The days have flown by, and slowly one of my temporary coteachers has revealed herself to be a complete whack job. There is no other way to describe her except bat shit. This could be exemplified by an anecdote from today. She was my coteacher for the "art" class I led. In said art class, I had the students make costumes for a role play using a scene from Toy Story. This meant we had to make Woody and Buzz Lightyear costumes. It also meant that I would be running around frantically helping students cut fabric, draw lines, staple things and paste things together. All while I'm doing this, she is either gone video recording the other native teacher's class (and leaving a non certified teacher alone in a classroom is illegal in Korea), or she was doing her own "art" project on the blackboard. She thought it would be more important to write in really fancy letters "Art Class" on the board for twenty minutes than to help me with the children. She even stopped me as I was running from group to group to ask me, "What would the students call a teacher in America?" She then proceeded to finish her art project by changing my name on the board from Steven to Mr. Holcomb.

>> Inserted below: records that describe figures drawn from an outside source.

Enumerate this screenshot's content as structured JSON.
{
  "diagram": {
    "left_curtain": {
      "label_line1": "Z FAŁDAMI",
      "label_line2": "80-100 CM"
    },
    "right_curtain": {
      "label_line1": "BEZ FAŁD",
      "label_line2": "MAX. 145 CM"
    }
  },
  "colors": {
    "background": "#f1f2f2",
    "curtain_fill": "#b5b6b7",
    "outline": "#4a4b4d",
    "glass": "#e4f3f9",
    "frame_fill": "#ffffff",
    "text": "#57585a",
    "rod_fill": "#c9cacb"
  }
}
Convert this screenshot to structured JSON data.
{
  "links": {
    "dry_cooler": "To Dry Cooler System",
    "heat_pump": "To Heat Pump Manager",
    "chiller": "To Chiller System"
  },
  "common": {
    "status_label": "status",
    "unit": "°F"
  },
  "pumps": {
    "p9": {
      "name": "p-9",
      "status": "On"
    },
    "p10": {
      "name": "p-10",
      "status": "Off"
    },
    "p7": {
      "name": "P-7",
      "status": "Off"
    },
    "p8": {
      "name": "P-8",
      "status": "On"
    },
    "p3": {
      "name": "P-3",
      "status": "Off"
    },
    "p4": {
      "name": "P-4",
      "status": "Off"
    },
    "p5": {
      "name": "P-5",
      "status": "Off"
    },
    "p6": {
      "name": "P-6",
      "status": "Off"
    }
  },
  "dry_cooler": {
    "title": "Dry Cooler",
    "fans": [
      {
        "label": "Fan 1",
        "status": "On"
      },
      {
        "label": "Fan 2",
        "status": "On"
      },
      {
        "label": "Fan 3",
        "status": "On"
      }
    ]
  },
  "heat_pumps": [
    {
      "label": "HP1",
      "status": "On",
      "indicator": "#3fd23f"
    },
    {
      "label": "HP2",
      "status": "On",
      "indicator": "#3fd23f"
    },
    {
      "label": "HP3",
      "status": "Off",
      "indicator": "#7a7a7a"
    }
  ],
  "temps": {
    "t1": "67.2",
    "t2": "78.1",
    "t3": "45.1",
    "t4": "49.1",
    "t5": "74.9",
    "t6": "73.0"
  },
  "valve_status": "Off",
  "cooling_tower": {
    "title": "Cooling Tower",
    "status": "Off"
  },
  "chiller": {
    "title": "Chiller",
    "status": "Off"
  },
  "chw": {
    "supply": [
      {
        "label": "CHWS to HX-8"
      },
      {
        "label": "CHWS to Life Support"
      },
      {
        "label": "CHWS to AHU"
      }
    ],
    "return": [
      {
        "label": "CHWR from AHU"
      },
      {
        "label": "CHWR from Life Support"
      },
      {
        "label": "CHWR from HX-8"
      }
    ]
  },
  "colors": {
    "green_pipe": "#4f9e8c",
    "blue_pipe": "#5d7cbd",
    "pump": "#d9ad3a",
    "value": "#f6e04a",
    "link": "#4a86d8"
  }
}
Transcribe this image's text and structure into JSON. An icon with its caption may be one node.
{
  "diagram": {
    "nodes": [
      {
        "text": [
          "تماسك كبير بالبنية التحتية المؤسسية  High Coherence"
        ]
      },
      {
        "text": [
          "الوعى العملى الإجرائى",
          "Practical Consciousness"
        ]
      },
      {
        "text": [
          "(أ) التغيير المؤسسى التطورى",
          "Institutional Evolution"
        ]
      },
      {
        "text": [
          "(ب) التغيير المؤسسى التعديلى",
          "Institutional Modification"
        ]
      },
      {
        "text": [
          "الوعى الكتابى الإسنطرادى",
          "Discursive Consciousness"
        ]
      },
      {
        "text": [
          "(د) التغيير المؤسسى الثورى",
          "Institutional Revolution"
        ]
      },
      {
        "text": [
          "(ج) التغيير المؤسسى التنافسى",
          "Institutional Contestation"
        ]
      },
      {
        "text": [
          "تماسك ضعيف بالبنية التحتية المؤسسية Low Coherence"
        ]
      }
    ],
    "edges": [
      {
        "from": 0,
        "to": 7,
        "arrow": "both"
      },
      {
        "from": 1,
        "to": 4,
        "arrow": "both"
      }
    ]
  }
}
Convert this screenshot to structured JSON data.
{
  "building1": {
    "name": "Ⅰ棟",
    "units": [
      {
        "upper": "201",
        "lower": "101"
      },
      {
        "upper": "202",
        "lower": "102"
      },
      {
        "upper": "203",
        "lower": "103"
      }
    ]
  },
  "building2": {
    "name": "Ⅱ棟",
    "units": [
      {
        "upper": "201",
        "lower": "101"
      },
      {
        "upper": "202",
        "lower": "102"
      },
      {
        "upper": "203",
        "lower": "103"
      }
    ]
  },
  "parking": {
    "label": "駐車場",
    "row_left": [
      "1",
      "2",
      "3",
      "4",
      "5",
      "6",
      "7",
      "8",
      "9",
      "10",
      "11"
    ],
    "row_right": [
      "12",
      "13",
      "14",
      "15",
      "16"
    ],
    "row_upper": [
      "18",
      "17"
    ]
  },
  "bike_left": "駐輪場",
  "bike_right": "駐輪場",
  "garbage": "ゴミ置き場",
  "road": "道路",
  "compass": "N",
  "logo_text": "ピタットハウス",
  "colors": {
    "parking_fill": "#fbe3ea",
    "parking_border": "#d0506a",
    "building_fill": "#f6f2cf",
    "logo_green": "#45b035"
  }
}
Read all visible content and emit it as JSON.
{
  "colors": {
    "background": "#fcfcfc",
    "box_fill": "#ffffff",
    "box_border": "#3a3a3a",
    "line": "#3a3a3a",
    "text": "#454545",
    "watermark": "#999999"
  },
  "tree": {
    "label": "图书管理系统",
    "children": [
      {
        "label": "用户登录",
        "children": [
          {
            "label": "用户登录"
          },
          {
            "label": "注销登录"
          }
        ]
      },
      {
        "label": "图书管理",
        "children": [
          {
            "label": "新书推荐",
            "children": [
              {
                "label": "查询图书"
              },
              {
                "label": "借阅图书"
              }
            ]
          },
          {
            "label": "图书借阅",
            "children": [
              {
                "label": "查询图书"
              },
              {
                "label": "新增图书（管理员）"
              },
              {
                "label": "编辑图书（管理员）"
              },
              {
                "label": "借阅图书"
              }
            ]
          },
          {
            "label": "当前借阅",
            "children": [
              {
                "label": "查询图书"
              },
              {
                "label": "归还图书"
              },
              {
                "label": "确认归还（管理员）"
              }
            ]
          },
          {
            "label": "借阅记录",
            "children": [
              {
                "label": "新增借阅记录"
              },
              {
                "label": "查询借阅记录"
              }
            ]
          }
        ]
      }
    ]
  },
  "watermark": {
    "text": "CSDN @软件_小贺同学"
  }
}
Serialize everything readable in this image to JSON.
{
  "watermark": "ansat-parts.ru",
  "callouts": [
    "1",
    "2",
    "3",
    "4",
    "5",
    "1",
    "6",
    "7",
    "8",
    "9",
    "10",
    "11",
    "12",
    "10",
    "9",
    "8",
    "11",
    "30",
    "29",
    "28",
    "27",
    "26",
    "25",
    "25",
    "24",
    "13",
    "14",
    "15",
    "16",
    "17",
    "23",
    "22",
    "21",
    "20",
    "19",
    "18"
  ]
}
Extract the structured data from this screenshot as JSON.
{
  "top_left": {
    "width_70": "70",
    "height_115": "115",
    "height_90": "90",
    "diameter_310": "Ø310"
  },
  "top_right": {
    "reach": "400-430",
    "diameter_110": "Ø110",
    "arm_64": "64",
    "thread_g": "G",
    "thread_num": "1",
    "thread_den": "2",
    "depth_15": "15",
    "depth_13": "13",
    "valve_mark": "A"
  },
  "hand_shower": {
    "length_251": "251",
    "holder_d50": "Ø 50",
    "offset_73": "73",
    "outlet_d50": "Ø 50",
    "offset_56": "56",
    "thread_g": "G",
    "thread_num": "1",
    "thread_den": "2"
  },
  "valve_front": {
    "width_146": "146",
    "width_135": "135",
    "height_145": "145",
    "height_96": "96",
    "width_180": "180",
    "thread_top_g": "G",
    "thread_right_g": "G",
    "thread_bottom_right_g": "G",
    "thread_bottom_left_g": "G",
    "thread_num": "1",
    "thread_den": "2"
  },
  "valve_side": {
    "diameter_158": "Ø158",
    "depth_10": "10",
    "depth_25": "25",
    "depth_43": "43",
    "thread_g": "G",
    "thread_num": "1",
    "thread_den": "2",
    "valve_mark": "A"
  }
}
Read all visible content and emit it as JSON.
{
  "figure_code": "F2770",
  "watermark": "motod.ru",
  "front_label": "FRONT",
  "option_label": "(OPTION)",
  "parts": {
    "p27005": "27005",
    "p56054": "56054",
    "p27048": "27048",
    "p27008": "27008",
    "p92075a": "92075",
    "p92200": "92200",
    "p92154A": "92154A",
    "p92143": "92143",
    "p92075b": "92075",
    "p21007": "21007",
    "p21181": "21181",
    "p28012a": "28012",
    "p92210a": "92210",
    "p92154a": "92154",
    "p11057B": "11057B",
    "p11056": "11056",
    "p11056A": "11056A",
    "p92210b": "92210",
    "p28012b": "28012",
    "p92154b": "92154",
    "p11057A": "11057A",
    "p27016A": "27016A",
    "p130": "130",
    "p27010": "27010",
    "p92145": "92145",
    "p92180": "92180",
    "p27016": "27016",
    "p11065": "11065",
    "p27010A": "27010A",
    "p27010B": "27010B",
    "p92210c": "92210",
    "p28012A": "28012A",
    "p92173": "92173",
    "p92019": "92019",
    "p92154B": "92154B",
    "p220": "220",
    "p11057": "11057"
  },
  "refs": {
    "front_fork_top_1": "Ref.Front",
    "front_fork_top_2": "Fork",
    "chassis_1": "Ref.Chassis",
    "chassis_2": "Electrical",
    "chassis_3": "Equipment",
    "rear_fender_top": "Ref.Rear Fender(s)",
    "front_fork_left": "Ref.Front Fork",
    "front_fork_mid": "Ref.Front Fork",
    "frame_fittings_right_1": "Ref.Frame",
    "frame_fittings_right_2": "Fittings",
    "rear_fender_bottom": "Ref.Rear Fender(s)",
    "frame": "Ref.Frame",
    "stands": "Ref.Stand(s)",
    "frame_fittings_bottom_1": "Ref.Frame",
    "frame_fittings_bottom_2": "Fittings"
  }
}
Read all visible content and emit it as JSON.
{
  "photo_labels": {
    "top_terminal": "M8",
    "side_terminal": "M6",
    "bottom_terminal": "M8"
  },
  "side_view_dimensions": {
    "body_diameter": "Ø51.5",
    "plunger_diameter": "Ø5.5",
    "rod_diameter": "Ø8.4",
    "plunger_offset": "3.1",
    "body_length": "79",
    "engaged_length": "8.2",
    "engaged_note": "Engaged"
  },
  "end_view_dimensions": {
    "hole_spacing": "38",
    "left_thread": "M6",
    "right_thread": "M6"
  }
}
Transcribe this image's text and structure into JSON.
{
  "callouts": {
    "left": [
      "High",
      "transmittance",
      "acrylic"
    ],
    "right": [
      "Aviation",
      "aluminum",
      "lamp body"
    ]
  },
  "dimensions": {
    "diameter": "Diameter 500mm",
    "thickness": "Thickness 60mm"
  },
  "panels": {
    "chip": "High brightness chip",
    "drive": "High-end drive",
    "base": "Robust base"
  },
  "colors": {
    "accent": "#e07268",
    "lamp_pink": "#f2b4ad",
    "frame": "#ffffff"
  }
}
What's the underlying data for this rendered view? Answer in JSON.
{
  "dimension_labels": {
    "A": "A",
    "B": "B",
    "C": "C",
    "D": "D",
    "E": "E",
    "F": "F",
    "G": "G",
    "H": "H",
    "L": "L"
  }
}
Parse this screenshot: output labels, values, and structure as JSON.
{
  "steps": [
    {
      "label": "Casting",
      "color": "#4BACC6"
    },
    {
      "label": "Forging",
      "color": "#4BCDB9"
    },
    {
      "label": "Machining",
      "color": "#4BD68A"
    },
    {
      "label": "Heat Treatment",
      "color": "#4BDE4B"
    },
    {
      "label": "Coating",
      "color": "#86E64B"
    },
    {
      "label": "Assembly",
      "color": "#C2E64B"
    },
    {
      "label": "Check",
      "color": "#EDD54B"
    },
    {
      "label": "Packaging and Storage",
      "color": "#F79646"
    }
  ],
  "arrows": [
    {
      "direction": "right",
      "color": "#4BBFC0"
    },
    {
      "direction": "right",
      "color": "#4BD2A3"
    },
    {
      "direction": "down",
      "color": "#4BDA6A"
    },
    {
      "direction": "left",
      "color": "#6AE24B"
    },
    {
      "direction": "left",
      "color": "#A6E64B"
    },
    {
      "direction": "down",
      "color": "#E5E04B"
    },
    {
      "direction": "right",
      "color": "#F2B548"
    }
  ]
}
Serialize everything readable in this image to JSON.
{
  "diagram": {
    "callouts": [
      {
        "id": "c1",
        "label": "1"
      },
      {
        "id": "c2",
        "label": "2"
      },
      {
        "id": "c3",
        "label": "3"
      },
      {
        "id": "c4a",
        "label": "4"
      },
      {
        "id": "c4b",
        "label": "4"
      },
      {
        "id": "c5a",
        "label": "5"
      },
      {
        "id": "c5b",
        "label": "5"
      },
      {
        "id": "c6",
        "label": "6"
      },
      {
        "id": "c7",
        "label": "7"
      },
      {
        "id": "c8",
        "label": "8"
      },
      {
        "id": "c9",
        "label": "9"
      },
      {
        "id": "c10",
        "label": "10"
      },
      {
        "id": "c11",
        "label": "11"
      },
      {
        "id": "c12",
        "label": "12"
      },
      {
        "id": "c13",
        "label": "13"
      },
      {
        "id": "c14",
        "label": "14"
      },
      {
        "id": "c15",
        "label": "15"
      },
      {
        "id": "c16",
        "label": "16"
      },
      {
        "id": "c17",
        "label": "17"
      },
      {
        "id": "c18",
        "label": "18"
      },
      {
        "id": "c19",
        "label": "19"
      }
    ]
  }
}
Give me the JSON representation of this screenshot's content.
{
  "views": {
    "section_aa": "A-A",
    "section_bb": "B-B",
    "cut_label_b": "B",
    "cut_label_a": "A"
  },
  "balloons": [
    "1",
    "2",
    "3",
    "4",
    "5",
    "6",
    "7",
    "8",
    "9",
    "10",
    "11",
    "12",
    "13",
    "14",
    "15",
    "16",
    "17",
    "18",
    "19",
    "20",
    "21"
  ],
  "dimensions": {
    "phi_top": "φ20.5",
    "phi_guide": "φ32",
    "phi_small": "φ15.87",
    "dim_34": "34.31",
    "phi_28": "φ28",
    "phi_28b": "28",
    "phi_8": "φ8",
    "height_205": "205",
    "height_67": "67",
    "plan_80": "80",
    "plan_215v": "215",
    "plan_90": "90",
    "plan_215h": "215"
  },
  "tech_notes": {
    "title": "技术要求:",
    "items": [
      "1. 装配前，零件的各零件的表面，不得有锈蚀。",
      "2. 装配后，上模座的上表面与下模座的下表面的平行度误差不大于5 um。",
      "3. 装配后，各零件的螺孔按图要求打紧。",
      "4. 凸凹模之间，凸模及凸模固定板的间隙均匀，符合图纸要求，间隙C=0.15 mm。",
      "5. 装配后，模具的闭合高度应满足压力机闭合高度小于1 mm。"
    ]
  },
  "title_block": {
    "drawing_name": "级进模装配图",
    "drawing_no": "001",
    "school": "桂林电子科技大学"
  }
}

This afternoon she categorized her desk. I also hear that she's quite the hoarder. Her car is full of random crap. She wants me to teach her to play the guitar...in one afternoon. She was inexplicably gone for two hours today and the entire day yesterday. I want to say I saw her picking up plastic bags on the side of the road after school. How do people like this keep a job?

Anyway, I have two more days of actual work (some with crazy lady), then I sit at a desk for a week and then it's VACATION!! My heart skips a beat whenever I think about it. Sorry for the long post and the obscure title. I tried washing some mold out of some white clothing today using a sink full of water and bleach with little success. I still did better than my washing machine would have. So booyah! Catch you on the flip side.

2 comments:

  1. I'm so jealous that you and mama dukes are going to Hawaii! Take LOTS of pictures so the rest of us can live vicariously through your adventures.

    I REALLY want to try the "fish eating feet" thing when I come to visit. That sounds both awesome and strange, both of which are very appealing.

    Crazy people can be fun. Enjoy your co-teacher while you can. =P

    ReplyDelete
  2. "How do people like this keep a job?"

    Does she work for the government? That seems to work in the States.